There is so much going on in the Walled City that it can be tough to keep track of. Decisions you make early in the game can have repercussions throughout. You have to consider the area control of the city, the factions and the walls. Throw in the fact that there are different Guild cards that players will get to align with giving them different abilities, throwing all those rules for a loop and you’ve got the makings of a game that may start to hurt your head a little bit. The Walled City is definitely not point salad. It is a brilliantly designed challenge. I just need a nap after I play.
CO2 is a game that required several readings of the rulebook by me and three different Youtube videos before I felt confident getting it to the table. I finally did get down a good teach of this lovely game by Vital Lacerda, but hot damn if it’s not hard to get to the table.
In CO2 you play CEOs of major power companies trying to adhere to stricter regulations on the industry. It starts in the 1970s when Big Environment first started spreading their climate change propaganda. Your goal is to research new technologies, attend world summits, build green energy plants and keep CO2 emissions under control, all while turning a tidy profit.
It’s a semi-cooperative game because if the world’s environmental situation ever spirals out of control, everybody loses. You have to work together to ensure the future of the planet. At the same time, you are running a business and money talks. It’s a fine balancing act with a ton of moving parts to keep track of. There can only be one winner in the end, but really…when Mother Earth comes out on top, don’t we all win?
This game is punishing. Sometimes the margin for victory is so slim that it comes down to a simple roll of the dice. I have won at Robinson Crusoe, but it’s not an easy task. In this game you take on the role of different crew members, shipwrecked on a cursed island. You must work together to build a signal fire, save a crew member, avoid a tribe of cannibals or whatever else the scenarios throw at you. It’s not easy.
One thing I do love about RC is the fact that you really have to make the best use of your actions each round. You are going to suffer (c’mon you’re stranded on a desert island), but you can find ways to survive. You have to chose whether it’s better to go without food or shelter for a round. What makes sense for the good of the team. Those are the decisions that kill me. Add in the fact that you never know what’s coming next and you’ve got a heck of a tough game.

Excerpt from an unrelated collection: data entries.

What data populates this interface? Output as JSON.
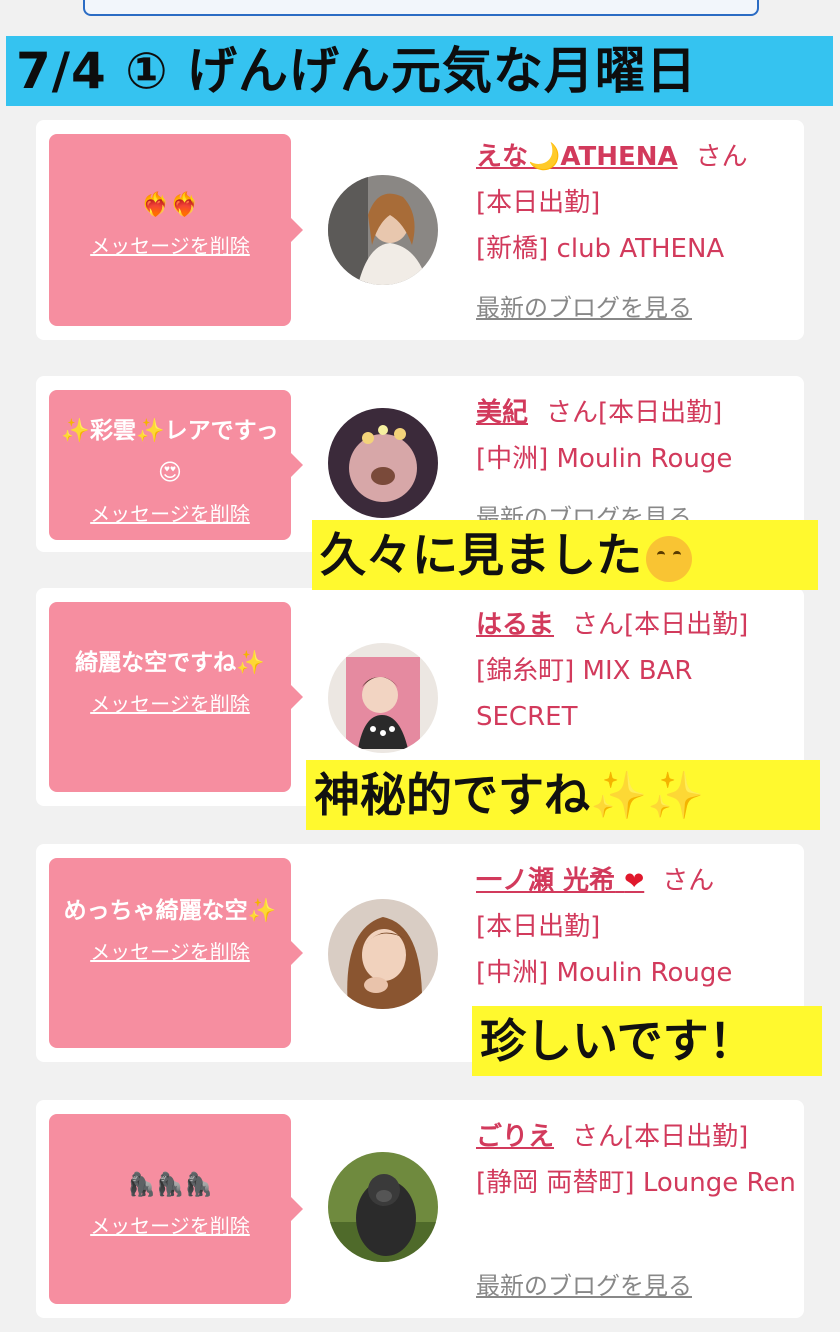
{
  "banner": {
    "title": "7/4 ① げんげん元気な月曜日"
  },
  "delete_label": "メッセージを削除",
  "blog_label": "最新のブログを見る",
  "san": "さん",
  "cards": [
    {
      "message": "❤️‍🔥❤️‍🔥",
      "name": "えな🌙ATHENA",
      "status": "[本日出勤]",
      "shop": "[新橋] club ATHENA"
    },
    {
      "message": "✨彩雲✨レアですっ😍",
      "name": "美紀",
      "status": "[本日出勤]",
      "shop": "[中洲] Moulin Rouge"
    },
    {
      "message": "綺麗な空ですね✨",
      "name": "はるま",
      "status": "[本日出勤]",
      "shop": "[錦糸町] MIX BAR SECRET"
    },
    {
      "message": "めっちゃ綺麗な空✨",
      "name": "一ノ瀬 光希",
      "status": "[本日出勤]",
      "shop": "[中洲] Moulin Rouge"
    },
    {
      "message": "🦍🦍🦍",
      "name": "ごりえ",
      "status": "[本日出勤]",
      "shop": "[静岡 両替町] Lounge Ren"
    }
  ],
  "captions": {
    "c1": "久々に見ました",
    "c2": "神秘的ですね✨✨",
    "c3": "珍しいです！"
  },
  "colors": {
    "banner": "#35c3f0",
    "bubble": "#f68ea0",
    "name": "#d23a5c",
    "caption": "#fff92e"
  }
}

RC is a narrative game. You’ll go on adventures and make choices that will affect the outcome for the rest of the team. It does a good job of solving the alpha player problem that a lot cooperative games have. The rounds play out over a series of days and you must make the choice what is the best move for you on any given day.
Set is the staring game. Everyone playing stands over the table staring at the grid of cards until someone yells, “SET!” Followed shortly by, “No, wait, sorry…SET!” In this game you are looking for sets of three cards that are all the same or all different in four different categories; the shape, the colour, the number of objects, and the shading. As soon as you you see one that meets the criteria of a set you shout it out and claim the cards.
This is a bit of a departure from the other games on the list. It challenges the visual and spatial part of the brain much more than the strategic part. I could’ve just as easily put Ghost Blitz or Spot It! here and they would’ve been just as valid. I picked Set because of the many different levels you have to be thinking of all at one time.
Some people will really excel at these types of games, but I struggle. I win Set every now and again, but my head is always sore after.